As the website notes:
The class of 2014 has never found Korean-made cars unusual on the Interstate and five hundred cable channels, of which they will watch a handful, have always been the norm. Since "digital" has always been in the cultural DNA, they've never written in cursive and with cell phones to tell them the time, there is no need for a wrist watch. Dirty Harry (who’s that?) is to them a great Hollywood director. The America they have inherited is one of soaring American trade and budget deficits; Russia has presumably never aimed nukes at the United States and China has always posed an economic threat.
Nonetheless, they plan to enjoy college. The males among them are likely to be a minority. They will be armed with iPhones and BlackBerries, on which making a phone call will be only one of many, many functions they will perform. They will now be awash with a computerized technology that will not distinguish information and knowledge.
Specific Items Relating to Mail and Competitive Technologies
1. Few in the class know how to write in cursive.
2. Email is just too slow, and they seldom if ever use snail mail.
19. They never twisted the coiled handset wire aimlessly around their wrists while chatting on the phone.

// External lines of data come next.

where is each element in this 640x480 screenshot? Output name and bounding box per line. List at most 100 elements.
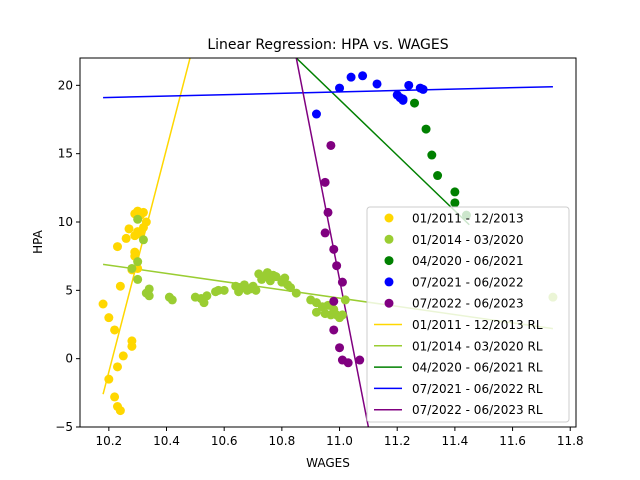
regression-line-5: [295, 58, 370, 427]
data-point-series-4: [418, 84, 428, 94]
data-point-series-2: [133, 274, 143, 284]
legend-label-regression-5: 07/2022 - 06/2023 RL: [412, 403, 543, 417]
y-tick-label: 5: [65, 283, 73, 297]
data-point-series-2: [311, 307, 321, 317]
data-point-series-3: [427, 150, 437, 160]
data-point-series-2: [219, 285, 229, 295]
data-point-series-1: [138, 207, 148, 217]
data-point-series-4: [346, 72, 356, 82]
legend-marker-series-1: [384, 213, 394, 223]
data-point-series-4: [311, 109, 321, 119]
data-point-series-3: [410, 98, 420, 108]
legend-label-series-1: 01/2011 - 12/2013: [412, 212, 524, 226]
data-point-series-1: [115, 281, 125, 291]
legend-label-series-4: 07/2021 - 06/2022: [412, 275, 524, 289]
data-point-series-1: [115, 406, 125, 416]
legend-label-regression-3: 04/2020 - 06/2021 RL: [412, 361, 543, 375]
legend-box: [366, 206, 570, 423]
data-point-series-2: [167, 295, 177, 305]
data-point-series-1: [127, 341, 137, 351]
legend-label-series-5: 07/2022 - 06/2023: [412, 297, 524, 311]
data-point-series-1: [121, 233, 131, 243]
x-tick-label: 10.2: [95, 434, 122, 448]
x-tick-label: 10.8: [269, 434, 296, 448]
legend-marker-series-4: [384, 277, 394, 287]
data-point-series-5: [337, 277, 347, 287]
data-point-series-3: [450, 187, 460, 197]
data-point-series-5: [329, 244, 339, 254]
data-point-series-5: [320, 228, 330, 238]
legend-marker-series-3: [384, 256, 394, 266]
data-point-series-5: [343, 358, 353, 368]
data-point-series-2: [127, 263, 137, 273]
data-point-series-2: [144, 284, 154, 294]
data-point-series-2: [133, 214, 143, 224]
data-point-series-1: [141, 217, 151, 227]
x-tick-label: 11.8: [557, 434, 584, 448]
data-point-series-3: [433, 171, 443, 181]
y-axis-label: HPA: [31, 229, 45, 253]
legend-label-regression-2: 01/2014 - 03/2020 RL: [412, 339, 543, 353]
data-point-series-1: [98, 299, 108, 309]
data-point-series-1: [104, 313, 114, 323]
x-tick-label: 11.4: [442, 434, 469, 448]
data-point-series-1: [112, 362, 122, 372]
data-point-series-2: [144, 291, 154, 301]
x-axis-label: WAGES: [306, 456, 350, 470]
data-point-series-5: [320, 177, 330, 187]
data-point-series-4: [335, 83, 345, 93]
data-point-series-2: [280, 273, 290, 283]
data-point-series-5: [326, 140, 336, 150]
data-point-series-3: [421, 124, 431, 134]
y-tick-label: 15: [58, 147, 73, 161]
regression-line-3: [295, 58, 470, 226]
y-tick-label: 10: [58, 215, 73, 229]
data-point-series-5: [329, 325, 339, 335]
data-point-series-2: [251, 285, 261, 295]
y-tick-label: −5: [55, 420, 73, 434]
data-point-series-1: [112, 242, 122, 252]
data-point-series-4: [404, 80, 414, 90]
legend-marker-series-5: [384, 298, 394, 308]
data-point-series-5: [323, 207, 333, 217]
data-point-series-2: [271, 272, 281, 282]
data-point-series-2: [291, 288, 301, 298]
data-point-series-1: [124, 224, 134, 234]
legend-label-series-3: 04/2020 - 06/2021: [412, 254, 524, 268]
data-point-series-1: [110, 392, 120, 402]
data-point-series-5: [335, 343, 345, 353]
data-point-series-2: [340, 295, 350, 305]
plot-frame: [79, 57, 577, 428]
x-tick-label: 11.2: [384, 434, 411, 448]
legend-label-series-2: 01/2014 - 03/2020: [412, 233, 524, 247]
regression-line-4: [103, 85, 553, 99]
data-point-series-2: [133, 257, 143, 267]
data-point-series-2: [199, 298, 209, 308]
legend-label-regression-1: 01/2011 - 12/2013 RL: [412, 318, 543, 332]
data-point-series-4: [372, 79, 382, 89]
legend-marker-series-2: [384, 234, 394, 244]
legend: 01/2011 - 12/2013 01/2014 - 03/2020 04/202…: [366, 206, 570, 423]
y-tick-label: 20: [58, 78, 73, 92]
y-tick-label: 0: [65, 352, 73, 366]
data-point-series-5: [329, 296, 339, 306]
x-tick-label: 10.4: [153, 434, 180, 448]
data-point-series-4: [398, 94, 408, 104]
data-point-series-2: [202, 291, 212, 301]
x-tick-label: 11.0: [326, 434, 353, 448]
data-point-series-1: [118, 351, 128, 361]
data-point-series-2: [337, 310, 347, 320]
legend-label-regression-4: 07/2021 - 06/2022 RL: [412, 382, 543, 396]
data-point-series-1: [104, 374, 114, 384]
data-point-series-1: [110, 325, 120, 335]
data-point-series-3: [450, 198, 460, 208]
data-point-series-5: [355, 355, 365, 365]
data-point-series-5: [332, 261, 342, 271]
x-tick-label: 10.6: [211, 434, 238, 448]
x-tick-label: 11.6: [499, 434, 526, 448]
chart-title: Linear Regression: HPA vs. WAGES: [207, 37, 448, 53]
regression-line-1: [102, 58, 191, 395]
data-point-series-2: [138, 235, 148, 245]
data-point-series-2: [286, 283, 296, 293]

31. The first computer they probably touched was an Apple II; it is now in a museum.
44. The dominance of television news by the three networks passed while they were still in their cribs.
62. Having hundreds of cable channels but nothing to watch has always been routine.
69. The Post Office has always been going broke.
It would not be hard to add some more to this list that are specific to mail. Here are some ideas.
- Balancing a checkbook is done online.
- Checking accounts do not necessarily have printed checks.
- DVD's could always be received by mail
- Paychecks and government checks are only direct deposited.
- Taxes are filed online.
- FedEx has always offered both express and ground parcel delivery.